Recent Research Trends in Engineering and Validating Cyber-Physical Energy Systems
Tuesday, 29 June 2021 2:00 PM CET (8:00 AM EST)
By Thomas I. Strasser (AIT Austrian Institute of Technology and TU Wien, Vienna, Austria) and Filip Pröstl Andrén (AIT Austrian Institute of Technology, Vienna, Austria)
Register now using the link below:
https://attendee.gotowebinar.com/register/5052430066979702029
Abstract:
A driving force for the realization of a sustainable energy supply is the integration of renewable energy resources. Due to their stochastic generation behaviour, energy utilities are confronted with a more complex operation of the underlying power grids. Additionally, due to technology developments, controllable loads, integration with other energy sources, changing regulatory rules, and the market liberalization, the system’s operation needs adaptation. Proper operational concepts and intelligent automation provide the basis to turn the existing power system into an intelligent entity, a cyber-physical energy system. The electric energy system is therefore moving from a single system to a system of systems. While reaping the benefits with new intelligent behaviours, it is expected that system-level developments, architectural concepts, advanced automation and control as well as the validation and testing will play a significantly larger role in realizing future solutions and technologies. The implementation and deployment of these complex systems of systems are associated with increasing engineering complexity resulting also in increased engineering costs. Proper engineering and validation approaches and tools are partly missing until now. Therefore, this webinar discusses and summarizes the main needs and requirements as well as the status quo in research and development related to the engineering and validation of cyber-physical energy systems. Also, validation examples and short demos are presented. Finally, research trends and necessary future activities are outlined.
Presenters’ bio:
Dr. Thomas Strasser received a master’s and a PhD degree from Vienna University of Technology (TU Wien) and was awarded with the venia docendi (habilitation) in the field of automation from the same university. For several years, he has been a senior scientist in the Center for Energy of the AIT Austrian Institute of Technology. His main responsibilities involve strategic development of smart grid automation and validation research projects and mentoring/supervising junior scientists and PhD candidates. He is active as a senior lecturer (Privatdozent) at the Vienna University of Technology.

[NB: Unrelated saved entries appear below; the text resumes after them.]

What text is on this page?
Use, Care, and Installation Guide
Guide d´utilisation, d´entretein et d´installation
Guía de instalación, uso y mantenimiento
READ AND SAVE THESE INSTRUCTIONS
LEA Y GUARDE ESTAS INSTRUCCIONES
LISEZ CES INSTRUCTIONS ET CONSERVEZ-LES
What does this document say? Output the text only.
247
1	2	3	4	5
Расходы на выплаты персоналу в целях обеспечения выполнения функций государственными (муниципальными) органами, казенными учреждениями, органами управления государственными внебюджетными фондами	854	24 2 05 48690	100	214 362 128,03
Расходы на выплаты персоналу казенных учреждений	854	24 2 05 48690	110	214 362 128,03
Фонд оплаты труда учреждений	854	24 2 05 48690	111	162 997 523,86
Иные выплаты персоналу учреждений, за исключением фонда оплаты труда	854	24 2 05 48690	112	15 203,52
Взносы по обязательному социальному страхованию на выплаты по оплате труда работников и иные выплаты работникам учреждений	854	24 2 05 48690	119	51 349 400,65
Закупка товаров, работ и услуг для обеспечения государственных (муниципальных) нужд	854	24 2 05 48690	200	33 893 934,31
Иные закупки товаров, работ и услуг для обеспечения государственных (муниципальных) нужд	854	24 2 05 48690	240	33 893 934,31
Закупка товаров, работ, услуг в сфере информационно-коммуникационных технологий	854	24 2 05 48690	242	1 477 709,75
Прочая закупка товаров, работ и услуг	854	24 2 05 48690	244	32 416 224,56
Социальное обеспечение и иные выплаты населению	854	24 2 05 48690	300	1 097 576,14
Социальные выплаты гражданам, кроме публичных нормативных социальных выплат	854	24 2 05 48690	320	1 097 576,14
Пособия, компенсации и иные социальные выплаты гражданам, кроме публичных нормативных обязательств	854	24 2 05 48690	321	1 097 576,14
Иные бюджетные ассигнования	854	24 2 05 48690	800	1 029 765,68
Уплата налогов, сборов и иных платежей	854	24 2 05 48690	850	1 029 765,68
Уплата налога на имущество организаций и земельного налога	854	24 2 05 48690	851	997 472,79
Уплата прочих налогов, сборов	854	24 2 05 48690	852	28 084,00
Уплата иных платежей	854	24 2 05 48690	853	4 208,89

He is the co-author of more than 200 scientific publications (journal publications, book editorials and chapters, conference papers, editorial of conference proceedings, technical reports) as well as two patents in the above-mentioned areas. Thomas Strasser has presented results of his research work in various international conferences, workshops, events, and seminars. He is an active member in various program committees of scientific conferences and he serves as an associate editor/editorial board member of IEEE, Hindawi, MDPI and Springer journals.
Dr. Strasser was and is involved since almost two decades in various national and international research projects in various roles (coordinator, WP leader, principal investigator, researcher). In addition, he is an evaluator of research proposals and projects for several national and European funding agencies. He is member of international IEC and IEEE standardization working groups and senior member of IEEE where he is also involved in different activities of IES (AdCom member-at-large 2018-2020, Energy TC Cluster Delegate to AdCom 2020-2021), SMCS (BoG member-at-large 2018-2020, VP for Systems Science & Engineering 2021-2022), PES, IEEE AT Section (secretary 2015-2017, vice chair 2020, chair 2021-2022) and SYSC (SMCS representative and AdCom member 2021-2022). He serves also as the Austrian representative in the CIGRE study committee C6 on active distribution grids.
Dr. Filip Pröstl Andrén studied Applied Physics and Electrical Engineering at Linköping University in Sweden where he received a master’s degree in 2009. In 2018 he received his PhD in Computer Science at Vienna University of Technology (TU Wien) on the topic of model-driven engineering for smart grids. Since 2009 he has been working as a scientist at AIT Austrian Institute of Technology in the Center for Energy. He is specialized on smart grids and is working with control and information systems, power utility automation, and model-driven engineering.